(PHOTO: Amelia Holder, chairperson of Itawamba's Habitat for Humanity selection committee, presents Hattie Colburn, Habitat's newest homeowner, with a family Bible at Sunday's dedication. – Photo by Alisha Holder Wilson)
By ALISHA HOLDER WILSON
Hattie Colburn, an 82-year-old Fulton resident, is the new owner of the third house constructed by Itawamba's Habitat for Humanity.
The Habitat house was officially dedicated to Colburn last Sunday.
“You would never find a sweeter person than Ms. Hattie,” said Amelia Holder, now chairperson of the Habitat selection committee. “The place they were living was so inadequate. Because of her disability, she could only go into the bedroom and kitchen. I thought it was very important to get her in a more comfortable, suitable place. And she wanted it so badly,” Holder said.
Colburn's new house is a three bedroom home with vinyl siding. She lives with her daughter, Nancy Harris, who is also her caregiver.
“It's such a rewarding thing to know you're doing something for someone in your community,” Holder said.
This year was a special one for Habitat as Hickory Hill Inc. served as a corporate sponsor and raised the $10,000 needed to get the project under way.
“With the support of our employees and bosses, we were able to raise the money through fundraisers inside and outside of the plant over a four or five month timeframe,” said Dedria Wilson, representative with Hickory Hill.

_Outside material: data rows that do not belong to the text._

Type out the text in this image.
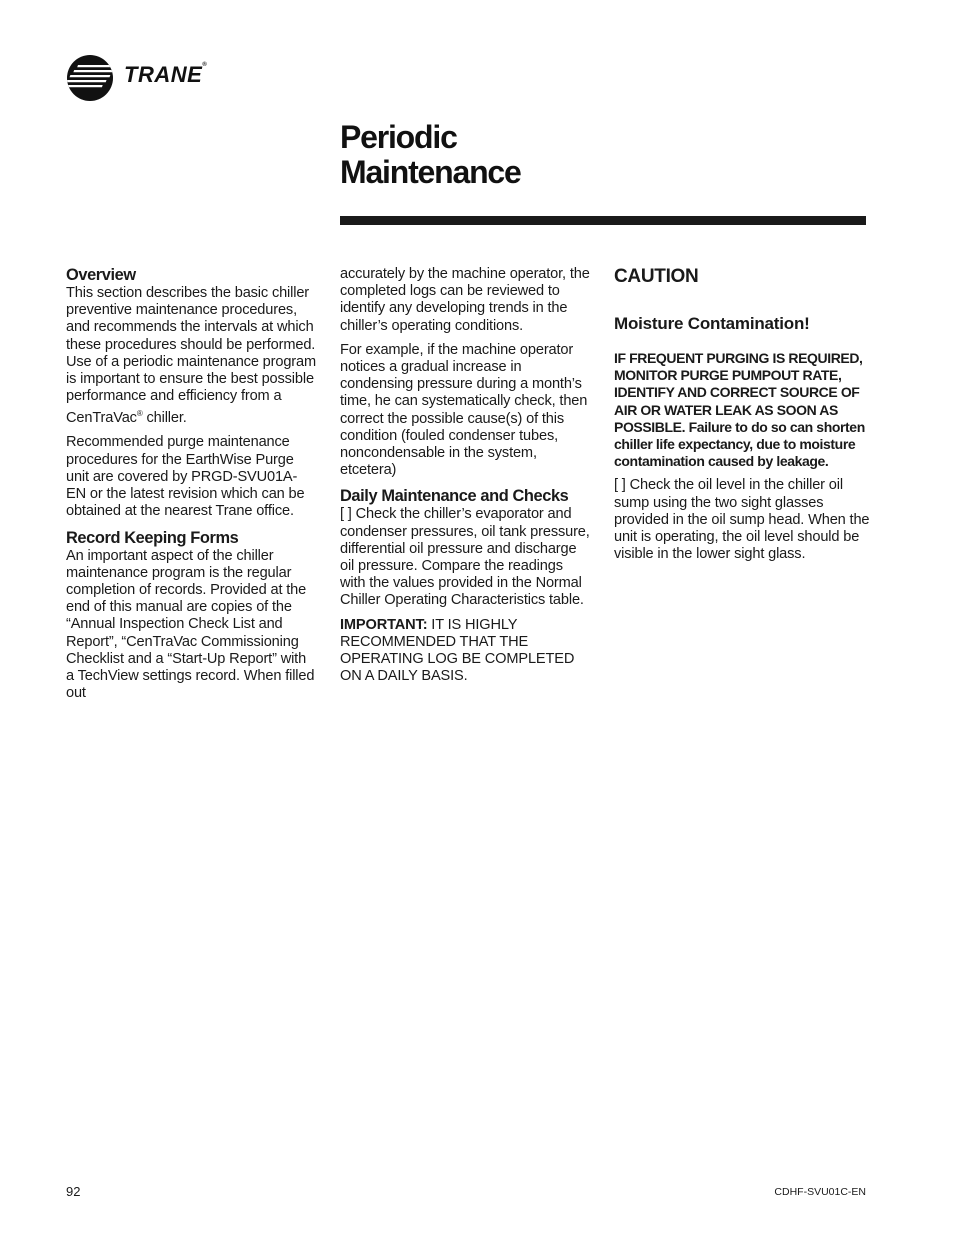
TRANE®
Periodic
Maintenance
Overview

This section describes the basic chiller preventive maintenance procedures, and recommends the intervals at which these procedures should be performed. Use of a periodic maintenance program is important to ensure the best possible performance and efficiency from a CenTraVac® chiller.

Recommended purge maintenance procedures for the EarthWise Purge unit are covered by PRGD-SVU01A-EN or the latest revision which can be obtained at the nearest Trane office.

Record Keeping Forms

An important aspect of the chiller maintenance program is the regular completion of records. Provided at the end of this manual are copies of the “Annual Inspection Check List and Report”, “CenTraVac Commissioning Checklist and a “Start-Up Report” with a TechView settings record. When filled out

accurately by the machine operator, the completed logs can be reviewed to identify any developing trends in the chiller’s operating conditions.

For example, if the machine operator notices a gradual increase in condensing pressure during a month’s time, he can systematically check, then correct the possible cause(s) of this condition (fouled condenser tubes, noncondensable in the system, etcetera)

Daily Maintenance and Checks

[ ] Check the chiller’s evaporator and condenser pressures, oil tank pressure, differential oil pressure and discharge oil pressure. Compare the readings with the values provided in the Normal Chiller Operating Characteristics table.

IMPORTANT: IT IS HIGHLY RECOMMENDED THAT THE OPERATING LOG BE COMPLETED ON A DAILY BASIS.

CAUTION
Moisture Contamination!

IF FREQUENT PURGING IS REQUIRED, MONITOR PURGE PUMPOUT RATE, IDENTIFY AND CORRECT SOURCE OF AIR OR WATER LEAK AS SOON AS POSSIBLE. Failure to do so can shorten chiller life expectancy, due to moisture contamination caused by leakage.

[ ] Check the oil level in the chiller oil sump using the two sight glasses provided in the oil sump head. When the unit is operating, the oil level should be visible in the lower sight glass.

92	CDHF-SVU01C-EN
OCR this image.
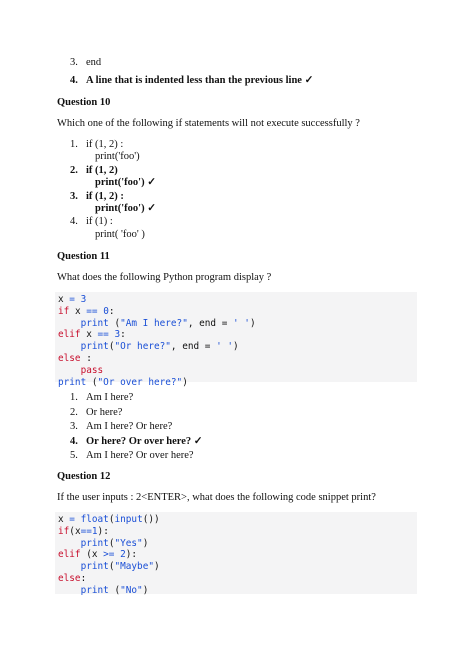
3. end
4. A line that is indented less than the previous line ✓

Question 10

Which one of the following if statements will not execute successfully ?

1. if (1, 2) :
print('foo')
2. if (1, 2)
print('foo') ✓
3. if (1, 2) :
print('foo') ✓
4. if (1) :
print( 'foo' )

Question 11

What does the following Python program display ?

x = 3
if x == 0:
print ("Am I here?", end = ' ')
elif x == 3:
print("Or here?", end = ' ')
else :
pass
print ("Or over here?")
1. Am I here?
2. Or here?
3. Am I here? Or here?
4. Or here? Or over here? ✓
5. Am I here? Or over here?

Question 12

If the user inputs : 2<ENTER>, what does the following code snippet print?

x = float(input())
if(x==1):
print("Yes")
elif (x >= 2):
print("Maybe")
else:
print ("No")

This was Hickory Hill's first time to help with Habitat, but it's not the first significant financial contribution they have made to the community. The company, employing approximately 230 people, also raised $10,000 for this year's Relay for Life.
“We have a continual improvement team inside the plant who gets projects started. Everyone here is very supportive of anything we do. It takes a lot of volunteer time outside the plant, but people are always willing to help,” Wilson said.
“Hickory Hill was super in helping us. I wish we could get more sponsors like them,” said Habitat president Donnie Garrison.
According to Holder, the selection committee has a meeting once a year to tell people about Habitat and pass out applications.
The financial qualifications are such that an applicant can't make too much or they won't qualify but they can't make too little or they couldn't make the payments.
“It has to be someone who's willing to help themselves. We don't hand them the keys free. It's just providing them a home at a small, interest free payment,” Holder said.
The committee tries to look at whose need is the greatest for adequate housing. They then have to verify that person's ability to partner with Habitat. They have to interview the family and go into their home.
Qualified participants are required to put in 500 sweat equity hours, where they work on their house or another Habitat project. The family is monitored each month until the house is paid off, according to Garrison.
The next Habitat house will be located in Mantachie. The family has already been chosen and the dirtwork is in its preliminary stages.
The Itawamba County Habitat for Humanity chapter was founded in 1994 as a Leadership Itawamba project.